Les vampires hantent l'histoire du cinéma depuis ses débuts, comme ils ont hanté la littérature et les beaux-arts en y faisant des apparitions troublantes et fulgurantes. Dracula, Carmilla, Orlok, Nadja, Lestat de Lioncourt, Edward Cullen, l'Eve de Jim Jarmusch... les visages des nosferatus (les non-morts) changent, mais leur présence fascine toujours les artistes, prouvant l'étrange plasticité du mythe originel dont on observe ici toutes les facettes. En premier lieu, l'amour fou, "for ever and ever", confronté à son versant sombre, la dévoration érotique. Mais aussi la jeunesse confrontée à l'immortalité, l'innocence à la décadence, la dépendance à la liberté. La violence. enfin - "it's about power", dit Buffy, c'est une question de pouvoir. Le vampire, marginal, libertaire, déstabilise le corps social, détruit les codes bourgeois, met au défi le cinéma, art de la lumière, par sa nuit interminable. Aujourd'hui, le vampire est cool, il accepte de faire naître le rire autant que le désir - quelle forme prendra-t-il demain ? Béla Lugosi, Christopher Lee, Tom Cruise, Catherine Deneuve, David Bowie, Delphine Seyrig, Johnny Depp, Tilda Swinton, et des oeuvres de Francisco de Goya, Niki de Saint Phalle, Andy Warhol, Jean-Michel Basquiat, Mike Kelley, Claire Tabouret, Philippe Druillet...
Des essais et entretiens avec notamment Francis Ford Coppola, Werner Herzog, Olivier Assayas, Albert Serra et Bertrand Mandico. Une filmographie très complète de plus de 300 films de 1913 à 2020.
Cinémathèque Française: Le catalogue de l'exposition du 9 octobre 2019 au 19 janvier 2020.
« Y a-t-il, dans tout désir, de l'abjection et du dégoût de soi-même ? »
Un ouvrage intéressant sur le mythe du vampire. À travers divers essais et interviews, la figure vampirique est exploitée.
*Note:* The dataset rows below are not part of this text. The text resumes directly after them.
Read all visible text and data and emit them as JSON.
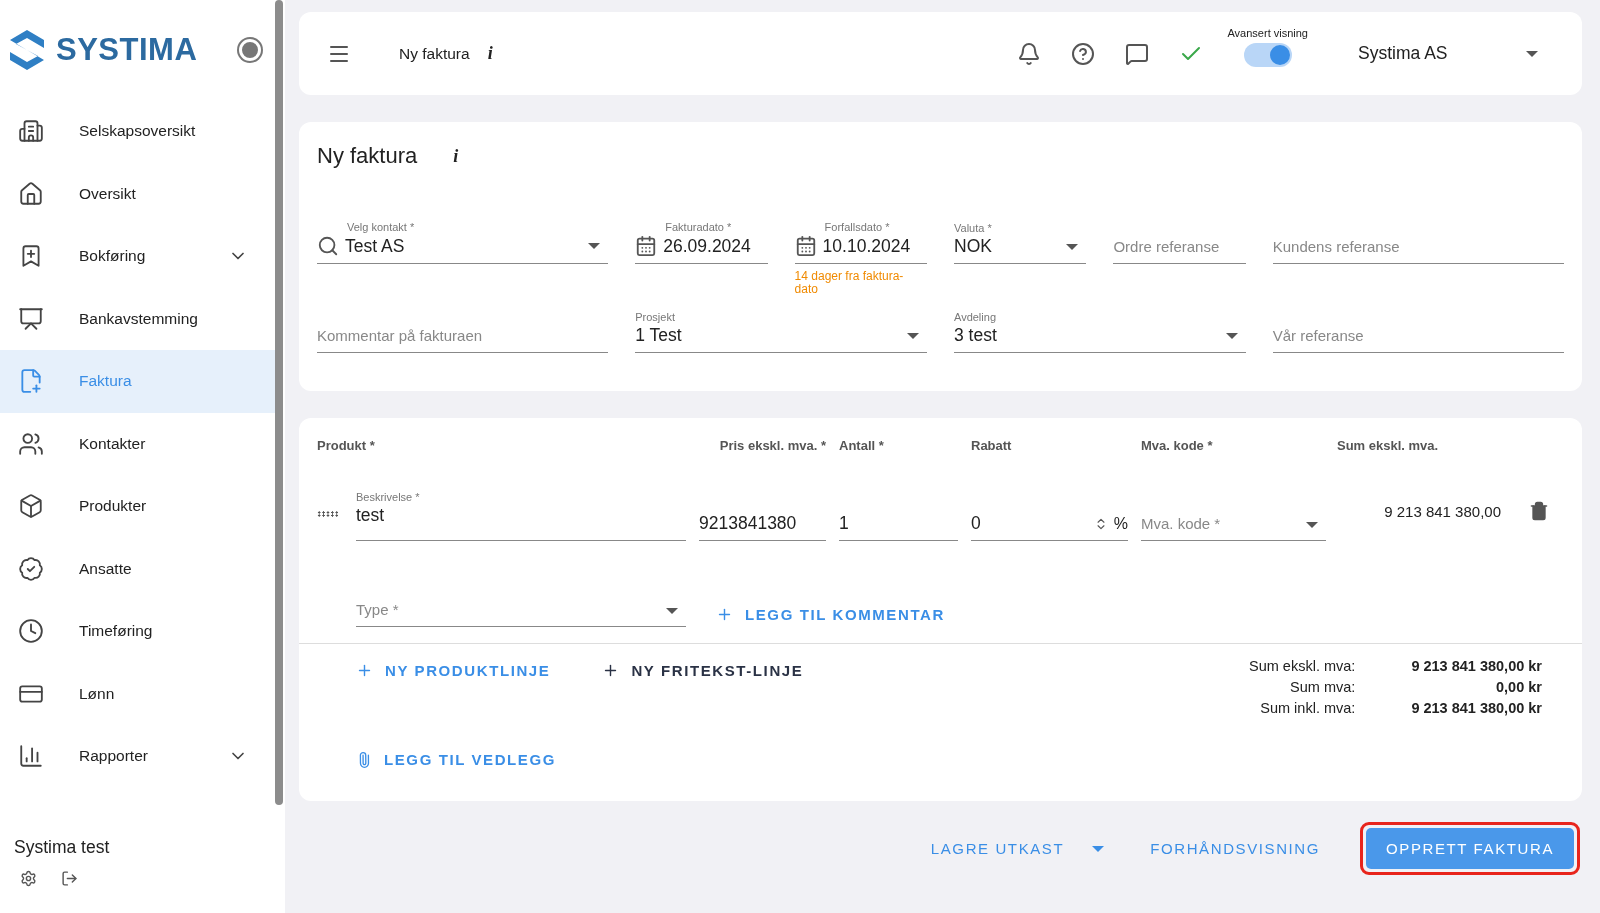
{
  "sidebar": {
    "logo": "SYSTIMA",
    "items": [
      {
        "label": "Selskapsoversikt",
        "selected": false,
        "has_submenu": false
      },
      {
        "label": "Oversikt",
        "selected": false,
        "has_submenu": false
      },
      {
        "label": "Bokføring",
        "selected": false,
        "has_submenu": true
      },
      {
        "label": "Bankavstemming",
        "selected": false,
        "has_submenu": false
      },
      {
        "label": "Faktura",
        "selected": true,
        "has_submenu": false
      },
      {
        "label": "Kontakter",
        "selected": false,
        "has_submenu": false
      },
      {
        "label": "Produkter",
        "selected": false,
        "has_submenu": false
      },
      {
        "label": "Ansatte",
        "selected": false,
        "has_submenu": false
      },
      {
        "label": "Timeføring",
        "selected": false,
        "has_submenu": false
      },
      {
        "label": "Lønn",
        "selected": false,
        "has_submenu": false
      },
      {
        "label": "Rapporter",
        "selected": false,
        "has_submenu": true
      }
    ],
    "account": "Systima test"
  },
  "topbar": {
    "title": "Ny faktura",
    "info_mark": "i",
    "advanced_view": {
      "label": "Avansert visning",
      "on": true
    },
    "company": "Systima AS"
  },
  "invoice_form": {
    "title": "Ny faktura",
    "info_mark": "i",
    "fields": [
      {
        "kind": "search-select",
        "label": "Velg kontakt *",
        "value": "Test AS"
      },
      {
        "kind": "date",
        "label": "Fakturadato *",
        "value": "26.09.2024"
      },
      {
        "kind": "date",
        "label": "Forfallsdato *",
        "value": "10.10.2024",
        "helper": "14 dager fra faktura-dato"
      },
      {
        "kind": "select",
        "label": "Valuta *",
        "value": "NOK"
      },
      {
        "kind": "text",
        "placeholder": "Ordre referanse"
      },
      {
        "kind": "text",
        "placeholder": "Kundens referanse"
      },
      {
        "kind": "text",
        "placeholder": "Kommentar på fakturaen"
      },
      {
        "kind": "select",
        "label": "Prosjekt",
        "value": "1 Test"
      },
      {
        "kind": "select",
        "label": "Avdeling",
        "value": "3 test"
      },
      {
        "kind": "text",
        "placeholder": "Vår referanse"
      }
    ]
  },
  "product_table": {
    "columns": [
      "Produkt *",
      "Pris ekskl. mva. *",
      "Antall *",
      "Rabatt",
      "Mva. kode *",
      "Sum ekskl. mva."
    ],
    "lines": [
      {
        "description_label": "Beskrivelse *",
        "description": "test",
        "price": "9213841380",
        "quantity": "1",
        "discount": "0",
        "discount_unit": "%",
        "vat_placeholder": "Mva. kode *",
        "sum": "9 213 841 380,00",
        "type_placeholder": "Type *",
        "comment_action": "LEGG TIL KOMMENTAR"
      }
    ],
    "actions": [
      {
        "kind": "product",
        "label": "NY PRODUKTLINJE"
      },
      {
        "kind": "freetext",
        "label": "NY FRITEKST-LINJE"
      }
    ],
    "totals": [
      {
        "label": "Sum ekskl. mva:",
        "value": "9 213 841 380,00 kr"
      },
      {
        "label": "Sum mva:",
        "value": "0,00 kr"
      },
      {
        "label": "Sum inkl. mva:",
        "value": "9 213 841 380,00 kr"
      }
    ],
    "attachment_action": "LEGG TIL VEDLEGG"
  },
  "footer_actions": [
    {
      "kind": "split",
      "label": "LAGRE UTKAST"
    },
    {
      "kind": "text",
      "label": "FORHÅNDSVISNING"
    },
    {
      "kind": "primary",
      "label": "OPPRETT FAKTURA",
      "highlighted": true
    }
  ]
}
Le catalogue est composé de dossiers imagés (affiches de films, gravures, peintures, clichés de tournages…) classés par thématiques.
Grâce à ce livre, j’ai appris des choses sur la réception du vampire dans l’art, surtout dans l’art cinématographique. J’ai particulièrement aimé la présentation des films en fin d’ouvrage.
Cependant, même si j’ai trouvé l’ouvrage très intéressant, il m’a paru rester en surface et tourner en rond à travers les différentes interviews. J’aurais aimé en apprendre davantage sur les aspects politiques, poétiques, etc, de la figure vampirique. De plus, lorsqu’on ne connaît pas suffisamment le domaine, nous croulons un peu sous des références potentiellement inconnues. Cela s’explique par le fait qu’il s’agit d’un catalogue reprenant les éléments d’une exposition sur le thème du vampire.
J’ai néanmoins apprécié cette lecture qui a su enrichir ma culture cinématographique.
L'exposition de la cinémathèque française doit être bien sympa, sûrement plus que cet ouvrage qui en découle. Les photographies sont top mais j'ai trouvé les essais décevants, les auteurs ont même tendance à se répéter entre eux, sur des sempiternelles thématiques qui en deviennent lassantes.
”De quoi les vampires nous menacent-ils? D'une vie éternelle, d'une vie sans oubli, sans sauvetage par l'oubli. Une vie de personnage de cinéma, donc, vie de spectre. Le cinéma a transformé le vivant: il nous a plongé dans l'éternité enregistrée, sans amnésie, sans résilience. Celui qui ne meurt pas est celui que la nuit n'oublie pas : […] celui d'un maudit, d'une bête, d'un fantasme.”